Esse tipo de internação representa custos elevados ao SUS. “A lógica do cuidado territorial busca antecipar riscos de saúde no âmbito domiciliar e comunitário, retendo pessoas no território e reduzindo a necessidade de atendimento hospitalar de urgência e de alta complexidade, o que por sua vez promove economia de recursos e melhora da experiência do paciente”, explica o médico e gestor.
Território, vínculo e integralidade
A atenção primária territorializada envolve equipes multiprofissionais que atuam no cotidiano das comunidades, médicos, enfermeiros, agentes comunitários de saúde e outros profissionais, capazes de implementar planos de cuidado adaptados às necessidades locais.
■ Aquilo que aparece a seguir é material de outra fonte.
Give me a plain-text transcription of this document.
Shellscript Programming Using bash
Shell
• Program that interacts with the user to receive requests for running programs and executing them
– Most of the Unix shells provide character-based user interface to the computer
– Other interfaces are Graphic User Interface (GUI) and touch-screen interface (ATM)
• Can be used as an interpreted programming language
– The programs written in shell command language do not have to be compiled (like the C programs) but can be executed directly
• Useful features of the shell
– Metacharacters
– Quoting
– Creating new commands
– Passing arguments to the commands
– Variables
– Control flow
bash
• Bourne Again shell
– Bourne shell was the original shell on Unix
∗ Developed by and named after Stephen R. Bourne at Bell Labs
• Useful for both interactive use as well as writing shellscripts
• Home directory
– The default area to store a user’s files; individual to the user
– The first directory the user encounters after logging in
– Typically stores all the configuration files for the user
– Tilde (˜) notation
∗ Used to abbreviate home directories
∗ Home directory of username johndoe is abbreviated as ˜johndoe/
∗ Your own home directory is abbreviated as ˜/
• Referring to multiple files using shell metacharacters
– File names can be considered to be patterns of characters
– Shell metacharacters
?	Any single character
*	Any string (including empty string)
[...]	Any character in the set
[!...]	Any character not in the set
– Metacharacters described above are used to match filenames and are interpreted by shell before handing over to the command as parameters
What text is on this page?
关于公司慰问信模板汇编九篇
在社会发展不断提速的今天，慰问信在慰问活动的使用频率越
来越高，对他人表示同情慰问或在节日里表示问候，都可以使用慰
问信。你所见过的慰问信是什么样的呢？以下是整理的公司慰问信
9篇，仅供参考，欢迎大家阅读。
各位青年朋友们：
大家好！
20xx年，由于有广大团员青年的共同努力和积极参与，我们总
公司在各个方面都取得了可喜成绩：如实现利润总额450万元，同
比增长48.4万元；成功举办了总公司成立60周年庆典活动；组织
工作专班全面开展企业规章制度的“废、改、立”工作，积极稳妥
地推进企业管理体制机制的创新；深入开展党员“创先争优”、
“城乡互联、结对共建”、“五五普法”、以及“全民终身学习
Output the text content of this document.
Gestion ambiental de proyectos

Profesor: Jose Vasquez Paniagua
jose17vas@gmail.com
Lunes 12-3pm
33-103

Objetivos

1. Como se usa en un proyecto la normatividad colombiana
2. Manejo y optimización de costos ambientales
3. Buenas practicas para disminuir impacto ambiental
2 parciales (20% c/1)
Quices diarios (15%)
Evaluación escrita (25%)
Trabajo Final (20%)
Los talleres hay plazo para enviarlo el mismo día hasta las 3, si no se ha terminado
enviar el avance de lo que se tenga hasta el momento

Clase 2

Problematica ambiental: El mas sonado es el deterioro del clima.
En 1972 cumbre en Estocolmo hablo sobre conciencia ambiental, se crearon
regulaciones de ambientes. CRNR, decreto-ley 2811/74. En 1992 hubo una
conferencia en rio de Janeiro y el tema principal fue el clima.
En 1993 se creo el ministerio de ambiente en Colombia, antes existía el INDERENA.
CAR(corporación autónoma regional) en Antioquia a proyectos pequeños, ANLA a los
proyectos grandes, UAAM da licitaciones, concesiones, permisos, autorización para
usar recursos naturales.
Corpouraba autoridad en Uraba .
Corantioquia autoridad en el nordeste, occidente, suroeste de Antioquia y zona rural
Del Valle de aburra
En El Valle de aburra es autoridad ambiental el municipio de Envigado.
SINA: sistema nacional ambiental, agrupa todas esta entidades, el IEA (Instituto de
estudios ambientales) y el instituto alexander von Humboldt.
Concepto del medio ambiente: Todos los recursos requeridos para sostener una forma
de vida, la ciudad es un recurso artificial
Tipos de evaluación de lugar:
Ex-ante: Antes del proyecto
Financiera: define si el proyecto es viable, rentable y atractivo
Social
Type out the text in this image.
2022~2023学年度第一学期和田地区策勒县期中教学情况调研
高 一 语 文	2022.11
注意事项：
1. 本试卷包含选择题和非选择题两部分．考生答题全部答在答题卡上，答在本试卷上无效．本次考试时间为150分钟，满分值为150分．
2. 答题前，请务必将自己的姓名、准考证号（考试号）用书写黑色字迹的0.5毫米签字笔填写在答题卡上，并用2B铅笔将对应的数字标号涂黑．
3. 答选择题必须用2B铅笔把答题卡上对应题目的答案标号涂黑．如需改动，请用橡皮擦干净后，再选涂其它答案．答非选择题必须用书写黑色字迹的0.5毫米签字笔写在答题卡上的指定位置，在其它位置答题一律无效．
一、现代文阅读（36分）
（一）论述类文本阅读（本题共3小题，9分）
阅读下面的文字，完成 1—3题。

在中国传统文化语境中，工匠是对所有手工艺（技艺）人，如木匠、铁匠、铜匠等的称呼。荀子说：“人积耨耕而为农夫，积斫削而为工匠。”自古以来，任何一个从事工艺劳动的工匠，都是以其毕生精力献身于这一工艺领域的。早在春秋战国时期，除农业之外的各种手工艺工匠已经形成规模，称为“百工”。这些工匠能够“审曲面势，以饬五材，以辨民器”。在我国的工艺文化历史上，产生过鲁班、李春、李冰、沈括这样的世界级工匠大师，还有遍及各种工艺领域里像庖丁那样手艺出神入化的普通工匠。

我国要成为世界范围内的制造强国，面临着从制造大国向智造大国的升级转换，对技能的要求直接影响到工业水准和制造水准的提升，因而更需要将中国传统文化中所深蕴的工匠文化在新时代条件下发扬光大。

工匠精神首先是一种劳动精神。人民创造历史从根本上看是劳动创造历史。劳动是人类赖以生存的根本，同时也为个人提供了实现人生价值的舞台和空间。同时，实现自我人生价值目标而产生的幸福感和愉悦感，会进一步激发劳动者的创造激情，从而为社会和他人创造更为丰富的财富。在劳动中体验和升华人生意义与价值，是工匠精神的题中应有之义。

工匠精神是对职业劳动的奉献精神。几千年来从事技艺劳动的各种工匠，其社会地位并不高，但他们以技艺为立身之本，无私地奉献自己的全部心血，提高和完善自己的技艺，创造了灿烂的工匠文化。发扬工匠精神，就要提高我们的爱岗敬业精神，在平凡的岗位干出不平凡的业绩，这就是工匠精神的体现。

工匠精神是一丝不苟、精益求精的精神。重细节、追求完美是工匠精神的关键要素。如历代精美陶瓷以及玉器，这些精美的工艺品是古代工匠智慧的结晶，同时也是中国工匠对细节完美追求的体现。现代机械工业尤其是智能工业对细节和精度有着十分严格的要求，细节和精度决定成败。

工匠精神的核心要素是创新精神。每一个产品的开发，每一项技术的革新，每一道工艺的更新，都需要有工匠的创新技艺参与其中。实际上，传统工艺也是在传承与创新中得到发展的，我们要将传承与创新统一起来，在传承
Essa presença contínua favorece a detecção precoce de agravos, o acompanhamento de doenças crônicas e o monitoramento de fatores de risco, reduzindo as chances de descompensações que demandariam internação hospitalar.
Segundo Hans Dohmann, sistemas com atenção primária forte não só obtêm melhores resultados em indicadores de saúde, como também demonstram maior eficiência técnica e menores custos operacionais ao longo do tempo, comparados a modelos centrados predominantemente em hospitais e serviços de alta complexidade.
Sustentabilidade e cuidados centrados na comunidade
Dohmann destaca ainda que, para tornar o SUS financeiramente sustentável e socialmente mais eficaz, é necessário consolidar um modelo de cuidado que considere as condições de vida e os determinantes sociais de saúde presentes nos territórios.
“O SUS do futuro demanda integração de tecnologias digitais com práticas de cuidado que realmente estejam enraizadas na vida das pessoas, reduzindo a dependência de hospitais e fortalecendo a atenção primária e comunitária”, observa.
A ampliação do cuidado territorial, de acordo com analistas de políticas de saúde, exige não apenas investimentos em infraestrutura das unidades básicas de saúde, mas também capacitação profissional, integração de dados populacionais e promoção de ações intersetoriais que atuem sobre determinantes como habitação, educação e trabalho, que influenciam diretamente os resultados em saúde.
Sobre Hans Dohmann

Dohmann é médico, mestre em Cardiologia pela Universidade do Estado do Rio de Janeiro e doutor em Ciências da Saúde pela Universidade Federal do Rio de Janeiro. Desenvolveu pesquisa em células-tronco em parceria com o Texas Heart Institute, foi secretário municipal de Saúde do Rio de Janeiro entre 2009 e 2014 e hoje atua nas áreas de gestão populacional e saúde digital no setor privado, sendo diretor médico da Stone, onde responde pelo Hospital Virtual Verde.